Собрание сочинений в пяти томах Том 1, стр. 54

— Прошу меня простить, — сказал я, — но мое любопытство не столь уж пустое. Я знаю Юг, и когда джаз-банд наяривает «Южные штаты», я люблю наблюдать за тем, что происходит вокруг. У меня сложилось твердое впечатление, что если человек изо всех сил бьет в ладоши, приветствуя эту мелодию, и таким образом демонстрирует свою пристрастность, то он либо уроженец Сикокуса, штат Нью-Джерси, или района между Мюррей-хилл-Лайсиэм и Гарлем-ривер в этом городе.

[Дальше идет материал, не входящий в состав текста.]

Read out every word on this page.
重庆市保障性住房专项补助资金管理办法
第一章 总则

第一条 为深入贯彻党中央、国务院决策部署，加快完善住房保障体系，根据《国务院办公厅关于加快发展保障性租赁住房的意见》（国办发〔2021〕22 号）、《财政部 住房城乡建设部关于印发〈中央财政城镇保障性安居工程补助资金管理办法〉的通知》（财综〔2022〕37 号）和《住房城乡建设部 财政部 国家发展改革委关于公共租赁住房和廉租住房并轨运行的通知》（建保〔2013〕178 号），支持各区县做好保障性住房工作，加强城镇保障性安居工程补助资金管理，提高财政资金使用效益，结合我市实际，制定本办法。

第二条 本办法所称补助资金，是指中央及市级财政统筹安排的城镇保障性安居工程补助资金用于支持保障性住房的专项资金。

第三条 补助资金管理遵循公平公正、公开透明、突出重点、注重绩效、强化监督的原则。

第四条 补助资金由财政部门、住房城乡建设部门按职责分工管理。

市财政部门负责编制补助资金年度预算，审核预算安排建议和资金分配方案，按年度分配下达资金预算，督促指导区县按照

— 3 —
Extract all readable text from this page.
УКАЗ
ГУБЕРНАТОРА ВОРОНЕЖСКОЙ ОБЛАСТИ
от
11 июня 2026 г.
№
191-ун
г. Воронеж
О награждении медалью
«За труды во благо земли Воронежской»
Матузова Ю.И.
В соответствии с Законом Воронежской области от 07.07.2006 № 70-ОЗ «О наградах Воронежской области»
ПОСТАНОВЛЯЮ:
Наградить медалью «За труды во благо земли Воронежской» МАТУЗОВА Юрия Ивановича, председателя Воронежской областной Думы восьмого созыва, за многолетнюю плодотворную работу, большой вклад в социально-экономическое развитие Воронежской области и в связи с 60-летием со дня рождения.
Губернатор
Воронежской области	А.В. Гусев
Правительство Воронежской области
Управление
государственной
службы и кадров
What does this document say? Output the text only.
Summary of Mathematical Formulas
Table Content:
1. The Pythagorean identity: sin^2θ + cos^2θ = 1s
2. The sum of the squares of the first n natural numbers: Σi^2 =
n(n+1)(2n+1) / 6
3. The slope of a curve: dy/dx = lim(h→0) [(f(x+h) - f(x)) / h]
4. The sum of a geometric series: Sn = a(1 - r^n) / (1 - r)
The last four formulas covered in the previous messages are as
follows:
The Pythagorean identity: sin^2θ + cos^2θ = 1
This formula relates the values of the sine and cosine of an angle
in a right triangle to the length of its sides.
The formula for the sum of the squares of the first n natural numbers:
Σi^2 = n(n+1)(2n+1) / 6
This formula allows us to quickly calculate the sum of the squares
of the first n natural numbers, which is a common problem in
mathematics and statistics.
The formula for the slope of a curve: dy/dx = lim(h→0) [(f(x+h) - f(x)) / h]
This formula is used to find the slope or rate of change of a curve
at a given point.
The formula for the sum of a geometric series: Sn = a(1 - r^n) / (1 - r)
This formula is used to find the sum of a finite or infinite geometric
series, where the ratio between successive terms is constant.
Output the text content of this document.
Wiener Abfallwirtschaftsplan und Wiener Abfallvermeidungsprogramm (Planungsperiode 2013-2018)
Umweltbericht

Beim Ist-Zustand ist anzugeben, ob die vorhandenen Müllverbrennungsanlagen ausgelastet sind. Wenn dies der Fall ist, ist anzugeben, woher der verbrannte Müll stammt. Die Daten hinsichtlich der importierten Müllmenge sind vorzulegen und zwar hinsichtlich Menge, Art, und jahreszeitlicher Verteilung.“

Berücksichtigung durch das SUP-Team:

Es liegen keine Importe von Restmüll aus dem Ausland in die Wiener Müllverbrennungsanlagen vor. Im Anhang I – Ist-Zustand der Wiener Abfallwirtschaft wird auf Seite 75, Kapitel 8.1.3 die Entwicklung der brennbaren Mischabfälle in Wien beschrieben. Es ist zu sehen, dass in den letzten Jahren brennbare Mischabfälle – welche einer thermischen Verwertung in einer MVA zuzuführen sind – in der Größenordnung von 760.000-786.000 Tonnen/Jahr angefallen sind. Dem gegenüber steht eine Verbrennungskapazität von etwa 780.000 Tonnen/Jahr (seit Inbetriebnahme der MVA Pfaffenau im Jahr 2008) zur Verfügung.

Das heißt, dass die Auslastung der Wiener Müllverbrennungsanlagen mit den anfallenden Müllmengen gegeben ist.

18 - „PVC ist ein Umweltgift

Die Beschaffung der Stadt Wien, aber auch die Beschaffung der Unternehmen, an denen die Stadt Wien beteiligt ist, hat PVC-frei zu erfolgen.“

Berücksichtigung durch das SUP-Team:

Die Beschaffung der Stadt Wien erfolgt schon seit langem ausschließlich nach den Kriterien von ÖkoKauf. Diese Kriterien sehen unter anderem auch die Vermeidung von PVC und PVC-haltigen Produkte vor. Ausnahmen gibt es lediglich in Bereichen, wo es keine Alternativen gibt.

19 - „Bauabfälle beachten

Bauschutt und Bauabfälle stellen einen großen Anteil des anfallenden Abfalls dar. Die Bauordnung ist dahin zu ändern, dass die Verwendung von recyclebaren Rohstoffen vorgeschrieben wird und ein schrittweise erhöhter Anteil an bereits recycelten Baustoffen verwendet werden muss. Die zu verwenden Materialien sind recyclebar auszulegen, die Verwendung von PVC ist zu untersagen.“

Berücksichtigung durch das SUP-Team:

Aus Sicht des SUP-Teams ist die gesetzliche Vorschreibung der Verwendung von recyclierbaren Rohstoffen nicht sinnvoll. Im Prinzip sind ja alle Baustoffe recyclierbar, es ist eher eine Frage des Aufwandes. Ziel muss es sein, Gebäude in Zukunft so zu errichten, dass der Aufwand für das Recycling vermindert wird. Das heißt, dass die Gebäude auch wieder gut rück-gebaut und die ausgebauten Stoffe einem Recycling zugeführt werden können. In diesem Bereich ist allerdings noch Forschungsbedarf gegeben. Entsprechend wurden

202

Я хотел только подтвердить правильность своего наблюдения, спросив этого джентльмена, когда вы перебили меня своей собственной теорией, гораздо, правда, более обширной, чем моя, должен это признать.

Теперь черноволосый говорил со мной, и мне стало ясно, что мысль его течет по весьма замысловатым извилинам.

— Мне хотелось бы быть барвинком, — с каким-то таинственным видом сказал он, — расти на вершине долины и распевать «ту-ралу-ра-лу…».

Это было весьма туманно, и я вновь обратился к Коглану.

— Я двенадцать раз объехал весь земной шар, — сказал он. — Я знаю одного эскимоса в Апернавиа, который посылает заказы на галстуки в Цинцинатти, я видел скотовода в Уругвае, который выиграл приз в соревновании по угадыванию еды, употребляемой греческим воином за завтраком. Я вношу плату за снимаемые мною комнаты, одну — в Каире, Египет, и другую в Йокогаме, плачу круглый год, а мои шлепанцы дожидаются меня в чайном домике в Шанхае, и мне нет необходимости объяснять в Рио-де-Жанейро или в Сиэтле, как для меня нужно готовить яйца. Наш такой маленький, такой старый мир. Для чего же хвастать тем, что ты с Севера, или с Юга, из старого особняка в долине, или живешь на Эвклид-авеню, в Кливленде, или на пике горной гряды, или в графстве Фэкс, штат Виргиния, или в Хулигэн-флэтс, в общем, где угодно? Когда же наконец мы бросим эти глупости и не будем сходить с ума из-за какого-то скромного городка или десяти акров заболоченной местности только потому, что нам посчастливилось там родиться?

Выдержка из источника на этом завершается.